This is a subject that has interested me for quite some time. having studied the french property market for over 30 years and with 10 years negotiating experience here, I’ll throw my 2 pennies worth in. Indeed, vendors will naturally be over optimistic when placing a value on their property, particularly if they have perhaps paid over the odds in the first place, as was sadly the case with my clients, a lovely retired British couple , who had lived abroad before, but spoke very little French and thus relied on a local British agent to ‘hand hold’ through the process from search to signature. To cut a long story short, a 3 bedroomed detached property on a lotissement with a real value at the time of somewhere between 380,0000 and 420,000 absolutely top whack, and not previously listed on the agents own website site was ’ found’ by the agent and sold to them for 550 000. A price which pleased both the French vendor and the British agent enormously… Sadly, the couple found the language barrier difficult to overcome and after a couple of years decided to sell, engaging the same British agent… Result? Unsurprisingly 3 visits in 18 months, no offers. Other agents were offered the property, myself included (I was employed by a large all French company) with just one accepting to market the property at the same, grossly inflated price. I made it clear that with all good conscience, we would be unlikely to attract interest at the current asking price and left them with a valuation that trod a delicate line between reality and damage limitation for them. It was slowly dawning on them that they’d been well and truly ‘had’. Eventually the property was sold by another French agency at over 130,000 less than the asking price, which of course impacted their future plans considerably. They would have saved a lot of money and heartache had they paid an impartial translator to accompany them in their search for a property in France.
Sadly, this is a long way from being an isolated case and I’d be here all day if I were to recount all the horror stories!
There are other british and the occasional french agencies who seem to be trying to create a UK style property boom all on their own, with, frankly laughable asking prices for properties and which within a matter of weeks re appear at a substantial and sometimes quite unbelievable reduction.
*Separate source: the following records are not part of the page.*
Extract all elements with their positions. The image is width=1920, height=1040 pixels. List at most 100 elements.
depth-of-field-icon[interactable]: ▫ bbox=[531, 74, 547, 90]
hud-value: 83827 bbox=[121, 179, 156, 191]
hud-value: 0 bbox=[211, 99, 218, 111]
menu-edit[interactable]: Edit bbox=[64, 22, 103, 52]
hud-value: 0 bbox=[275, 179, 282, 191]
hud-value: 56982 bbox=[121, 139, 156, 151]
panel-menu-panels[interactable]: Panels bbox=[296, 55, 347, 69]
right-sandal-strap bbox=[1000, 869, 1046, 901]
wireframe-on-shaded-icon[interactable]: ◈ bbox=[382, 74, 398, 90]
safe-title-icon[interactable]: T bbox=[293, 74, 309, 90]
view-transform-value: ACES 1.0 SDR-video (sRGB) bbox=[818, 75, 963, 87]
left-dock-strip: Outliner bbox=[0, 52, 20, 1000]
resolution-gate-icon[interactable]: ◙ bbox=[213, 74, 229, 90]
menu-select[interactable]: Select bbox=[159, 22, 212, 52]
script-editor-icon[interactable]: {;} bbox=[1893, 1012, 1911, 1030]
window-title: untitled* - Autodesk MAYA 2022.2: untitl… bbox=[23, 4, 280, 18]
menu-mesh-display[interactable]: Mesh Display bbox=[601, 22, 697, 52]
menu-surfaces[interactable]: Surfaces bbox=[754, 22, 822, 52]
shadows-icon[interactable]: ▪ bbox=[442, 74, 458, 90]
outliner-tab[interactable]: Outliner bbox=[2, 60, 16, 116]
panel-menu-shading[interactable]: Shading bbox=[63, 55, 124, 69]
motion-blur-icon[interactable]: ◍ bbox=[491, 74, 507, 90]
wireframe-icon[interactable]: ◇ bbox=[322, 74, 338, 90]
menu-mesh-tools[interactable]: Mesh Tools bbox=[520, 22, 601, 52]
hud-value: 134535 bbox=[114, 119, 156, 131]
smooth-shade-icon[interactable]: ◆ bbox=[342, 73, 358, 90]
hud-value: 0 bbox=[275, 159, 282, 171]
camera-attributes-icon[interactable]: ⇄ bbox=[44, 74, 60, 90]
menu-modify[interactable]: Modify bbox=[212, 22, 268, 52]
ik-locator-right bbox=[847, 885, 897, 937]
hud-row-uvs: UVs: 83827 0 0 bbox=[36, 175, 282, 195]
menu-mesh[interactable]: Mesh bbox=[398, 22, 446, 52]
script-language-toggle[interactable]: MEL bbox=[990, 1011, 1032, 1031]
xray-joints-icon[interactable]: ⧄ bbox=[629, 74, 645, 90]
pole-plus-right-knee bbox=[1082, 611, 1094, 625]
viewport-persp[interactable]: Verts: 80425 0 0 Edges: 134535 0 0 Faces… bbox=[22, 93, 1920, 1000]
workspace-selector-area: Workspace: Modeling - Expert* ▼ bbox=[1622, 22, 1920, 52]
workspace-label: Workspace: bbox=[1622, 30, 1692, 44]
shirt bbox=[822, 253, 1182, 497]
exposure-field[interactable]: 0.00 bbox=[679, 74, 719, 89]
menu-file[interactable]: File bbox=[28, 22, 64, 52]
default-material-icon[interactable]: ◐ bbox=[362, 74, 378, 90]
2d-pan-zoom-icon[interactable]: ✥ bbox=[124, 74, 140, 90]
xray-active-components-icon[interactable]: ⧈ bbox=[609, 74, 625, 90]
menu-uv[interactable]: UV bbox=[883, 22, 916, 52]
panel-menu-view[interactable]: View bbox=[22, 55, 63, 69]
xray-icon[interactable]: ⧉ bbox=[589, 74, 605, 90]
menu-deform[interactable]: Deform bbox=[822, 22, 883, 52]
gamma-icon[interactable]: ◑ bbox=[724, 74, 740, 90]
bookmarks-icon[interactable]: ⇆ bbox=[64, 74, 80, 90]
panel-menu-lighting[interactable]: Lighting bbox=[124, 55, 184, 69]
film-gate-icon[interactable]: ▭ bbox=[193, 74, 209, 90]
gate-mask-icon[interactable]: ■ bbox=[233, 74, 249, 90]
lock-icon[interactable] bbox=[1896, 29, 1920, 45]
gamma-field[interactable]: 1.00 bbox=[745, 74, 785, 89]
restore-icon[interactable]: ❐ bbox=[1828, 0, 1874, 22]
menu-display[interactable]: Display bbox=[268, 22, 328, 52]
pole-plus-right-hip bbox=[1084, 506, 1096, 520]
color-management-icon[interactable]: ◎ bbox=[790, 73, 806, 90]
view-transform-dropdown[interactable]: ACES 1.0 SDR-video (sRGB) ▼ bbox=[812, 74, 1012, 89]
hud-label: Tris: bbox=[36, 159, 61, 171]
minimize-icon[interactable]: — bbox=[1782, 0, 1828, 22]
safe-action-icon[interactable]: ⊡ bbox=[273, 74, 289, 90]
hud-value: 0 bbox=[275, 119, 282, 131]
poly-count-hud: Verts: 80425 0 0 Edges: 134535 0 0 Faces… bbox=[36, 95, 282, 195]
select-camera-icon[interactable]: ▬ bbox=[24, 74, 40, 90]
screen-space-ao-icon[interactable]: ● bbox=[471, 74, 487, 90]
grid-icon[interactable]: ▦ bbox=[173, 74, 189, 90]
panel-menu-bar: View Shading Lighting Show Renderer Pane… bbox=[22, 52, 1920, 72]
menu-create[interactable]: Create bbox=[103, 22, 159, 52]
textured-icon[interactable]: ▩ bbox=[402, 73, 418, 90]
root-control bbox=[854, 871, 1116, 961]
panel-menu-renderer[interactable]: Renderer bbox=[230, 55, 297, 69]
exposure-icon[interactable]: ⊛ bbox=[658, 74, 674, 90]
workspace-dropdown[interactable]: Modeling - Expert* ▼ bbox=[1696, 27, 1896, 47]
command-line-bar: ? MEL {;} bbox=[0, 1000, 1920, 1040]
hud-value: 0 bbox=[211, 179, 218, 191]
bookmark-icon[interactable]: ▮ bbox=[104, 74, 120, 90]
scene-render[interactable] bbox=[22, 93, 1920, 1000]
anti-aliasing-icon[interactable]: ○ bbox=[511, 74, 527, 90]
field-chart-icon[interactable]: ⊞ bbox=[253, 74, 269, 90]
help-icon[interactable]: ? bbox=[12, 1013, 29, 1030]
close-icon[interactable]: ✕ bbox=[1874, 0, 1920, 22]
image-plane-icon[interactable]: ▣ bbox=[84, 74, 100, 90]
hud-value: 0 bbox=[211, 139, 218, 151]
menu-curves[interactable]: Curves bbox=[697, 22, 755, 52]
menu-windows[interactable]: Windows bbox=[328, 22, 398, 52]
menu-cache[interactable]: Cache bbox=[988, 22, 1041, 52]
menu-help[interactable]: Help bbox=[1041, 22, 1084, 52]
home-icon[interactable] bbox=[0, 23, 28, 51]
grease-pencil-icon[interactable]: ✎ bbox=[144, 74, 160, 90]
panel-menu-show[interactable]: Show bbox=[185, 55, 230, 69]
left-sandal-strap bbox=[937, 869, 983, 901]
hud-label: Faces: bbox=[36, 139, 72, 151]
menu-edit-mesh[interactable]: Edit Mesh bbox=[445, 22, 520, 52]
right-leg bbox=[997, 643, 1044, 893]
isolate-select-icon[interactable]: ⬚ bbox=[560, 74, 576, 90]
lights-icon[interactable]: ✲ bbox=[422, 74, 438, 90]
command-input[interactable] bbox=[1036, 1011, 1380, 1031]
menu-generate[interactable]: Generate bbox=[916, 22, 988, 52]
This would indicate that either:
A serious problem with the property has been found.
A real lack of professionalism and training on the part of the agent or their ‘Agent Commerciale’ if they are unable to value properties correctly.
Perhaps I’m being cynical by suggesting maybe a deliberate strategy on the part of the agency to encourage both French and British owners to sign the mandat de vente by playing on the ‘foreign buyers have bigger budgets’ myth ( particularly attractive to french vendors) or the ‘need for ease of comms’ vulnerability of British vendors and then once vendors are tied in to the contract, blaming a downturn in the market/ Brexit/ the Royal baby or whatever, for the resulting ( but perfectly normal) lack of interest in a vastly overpriced property… For any agent, an impressive portfolio is pivotal for healthy sales. It’s a numbers game and Ag Co’s are usually under pressure to bring in a minimum number of new mandats per month.
A property at the correct market price for the area - which is easily verified by good internet and local research including town plans etc ( vital for both buyers and sellers) with professional photographs, an honest description ( even more critical for overseas buyers ) and a professional translation, is a property that will normally sell within a reasonable amount of time if marketed correctly, whether by French agents, British agents or indeed your own good self, if you are willing to invest a good amount in advertising. An overpriced property will lose credibility very quickly if subject to frequent or significant reductions and thus may well sit on the market for a good while longer, even after a price reduction. It is well worth refreshing the advertising at the same time with a new set of photographs which reflect the current season, perhaps taken at different angles and also that any new improvements to the house or gardens.